Hong Kong to the UK
Q. I am looking to study a distance-learning Masters at a UK university from Hong Kong. I want to take a Masters in education with a technology component and am hoping to start early next year. At the moment I work as the head of the technology department at a school in Hong Kong.
A. There are many courses that might fit the bill. Programmes exist in the areas of ICT, design and technology and in the development of e-learning tools for online education and training. So you need to be very exact about what you want to study.
The biggest distance learning provider is the Open University ( www.open.ac.uk) and its Masters in education is the largest postgraduate programme of its kind in Europe. However, you are probably too late to apply for courses beginning in February, and new rules apply as from 2007 in terms of what modules you need to do.
The OU has four education programmes (including one in educational technology) and you should look carefully at the website. If you are a permanent resident in Hong Kong, you can only do courses that are available globally (OU students are normally based in the EU), which means your choice is restricted.

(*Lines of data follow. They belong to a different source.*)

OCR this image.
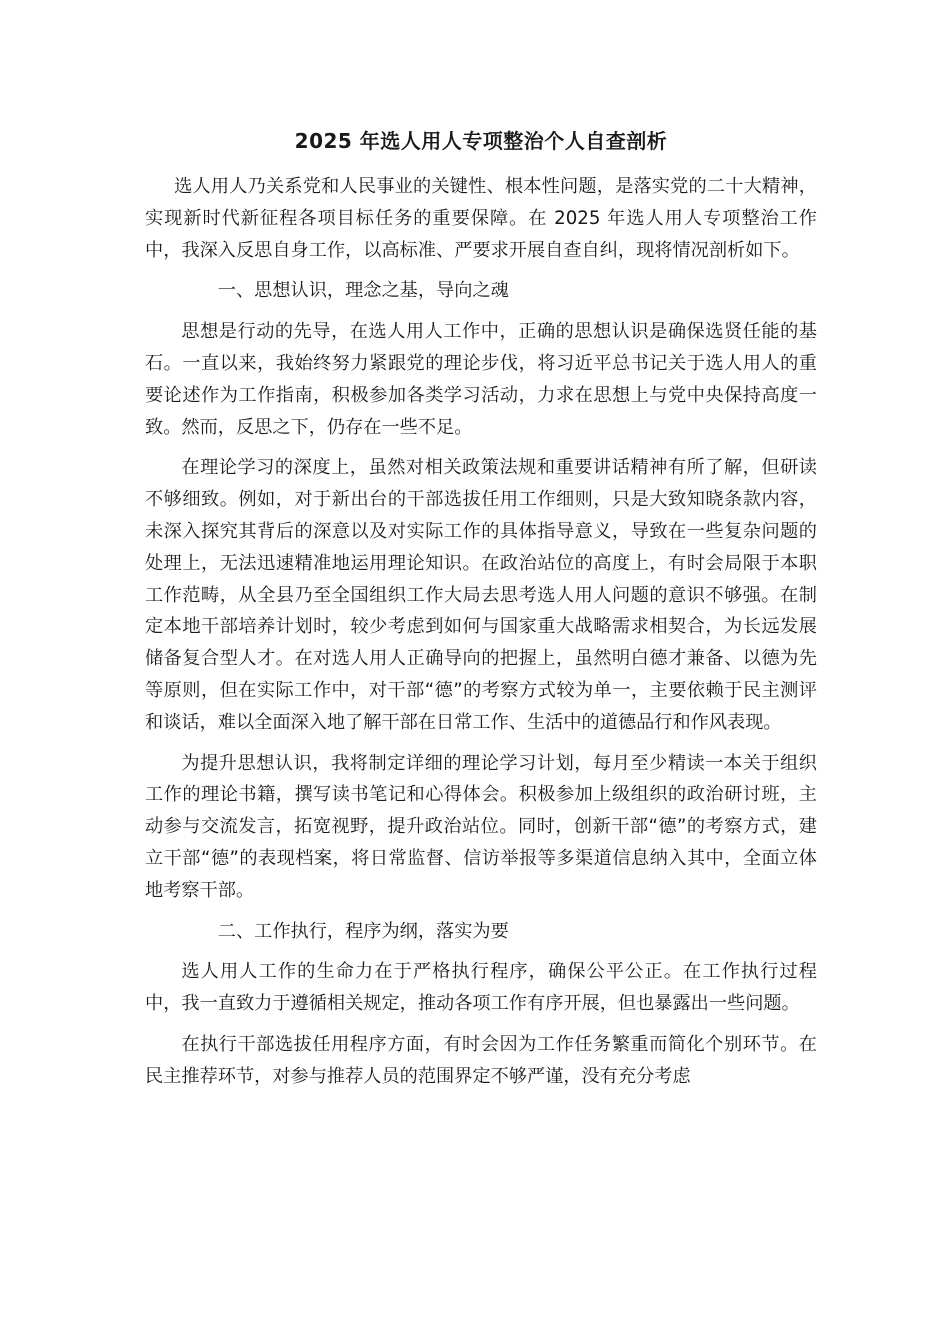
2025 年选人用人专项整治个人自查剖析

选人用人乃关系党和人民事业的关键性、根本性问题，是落实党的二十大精神，实现新时代新征程各项目标任务的重要保障。在 2025 年选人用人专项整治工作中，我深入反思自身工作，以高标准、严要求开展自查自纠，现将情况剖析如下。

一、思想认识，理念之基，导向之魂

思想是行动的先导，在选人用人工作中，正确的思想认识是确保选贤任能的基石。一直以来，我始终努力紧跟党的理论步伐，将习近平总书记关于选人用人的重要论述作为工作指南，积极参加各类学习活动，力求在思想上与党中央保持高度一致。然而，反思之下，仍存在一些不足。

在理论学习的深度上，虽然对相关政策法规和重要讲话精神有所了解，但研读不够细致。例如，对于新出台的干部选拔任用工作细则，只是大致知晓条款内容，未深入探究其背后的深意以及对实际工作的具体指导意义，导致在一些复杂问题的处理上，无法迅速精准地运用理论知识。在政治站位的高度上，有时会局限于本职工作范畴，从全县乃至全国组织工作大局去思考选人用人问题的意识不够强。在制定本地干部培养计划时，较少考虑到如何与国家重大战略需求相契合，为长远发展储备复合型人才。在对选人用人正确导向的把握上，虽然明白德才兼备、以德为先等原则，但在实际工作中，对干部“德”的考察方式较为单一，主要依赖于民主测评和谈话，难以全面深入地了解干部在日常工作、生活中的道德品行和作风表现。

为提升思想认识，我将制定详细的理论学习计划，每月至少精读一本关于组织工作的理论书籍，撰写读书笔记和心得体会。积极参加上级组织的政治研讨班，主动参与交流发言，拓宽视野，提升政治站位。同时，创新干部“德”的考察方式，建立干部“德”的表现档案，将日常监督、信访举报等多渠道信息纳入其中，全面立体地考察干部。

二、工作执行，程序为纲，落实为要

选人用人工作的生命力在于严格执行程序，确保公平公正。在工作执行过程中，我一直致力于遵循相关规定，推动各项工作有序开展，但也暴露出一些问题。

在执行干部选拔任用程序方面，有时会因为工作任务繁重而简化个别环节。在民主推荐环节，对参与推荐人员的范围界定不够严谨，没有充分考虑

But many traditional universities have also embraced distance learning and the course finder facility at www.prospects.ac.uk shows what's on offer. Use online prospectuses to compare courses, and if in doubt contact the university direct. You need to consider course content, both compulsory and optional subjects, as well as length and modes of assessment. Distance learning can be paced to your own needs to some extent, but you often have to finish a programme or achieve a certain number of credits within a certain period.
Country club ambition
Q. My brother, who has a degree in business, works in a golf and country club where he has been an assistant manager since the mid-1990s. I know he wants to develop his professional skills. Are there any postgraduate qualifications he could take? What would they cost?
A. How about an MBA in golf and country club management at Queen Margaret University College, Edinburgh. The course is designed for people employed in golf/country clubs who want to develop their professional skills. It includes core modules such as marketing and elective modules such as entrepreneurship and legal issues.
The course has intakes in January and September, and is available by distance learning. Students pay by the module and it is flexible. The programme is done by post and e-mail, and you are not required to attend in person. Fees are £700 for each 15-credit module. There are eight modules, plus a dissertation that counts as four modules and would cost a further £1,400.
There are plenty of other options, however. If your brother wants to carry on working, most programmes can be done part-time and/or by distance learning. He might consider a diploma in management studies (available in many universities and adult education colleges, usually through evening classes) or a Masters degree with a broad financial/ business base. He could also consider professional qualifications such as those offered by the Institute of Chartered Secretaries and Administrators ( www.icsa.org.uk) or he could take one of the Chartered Institute of Marketing's diplomas or certificates ( www.cim.co.uk).
If your brother wants to combine an interest in business with the world of sport, there are a few Masters courses that cover both disciplines, for example, MSc programmes in sports studies or sports and exercise. These usually include modules on sports finance and marketing, but also look at areas such as sports and culture.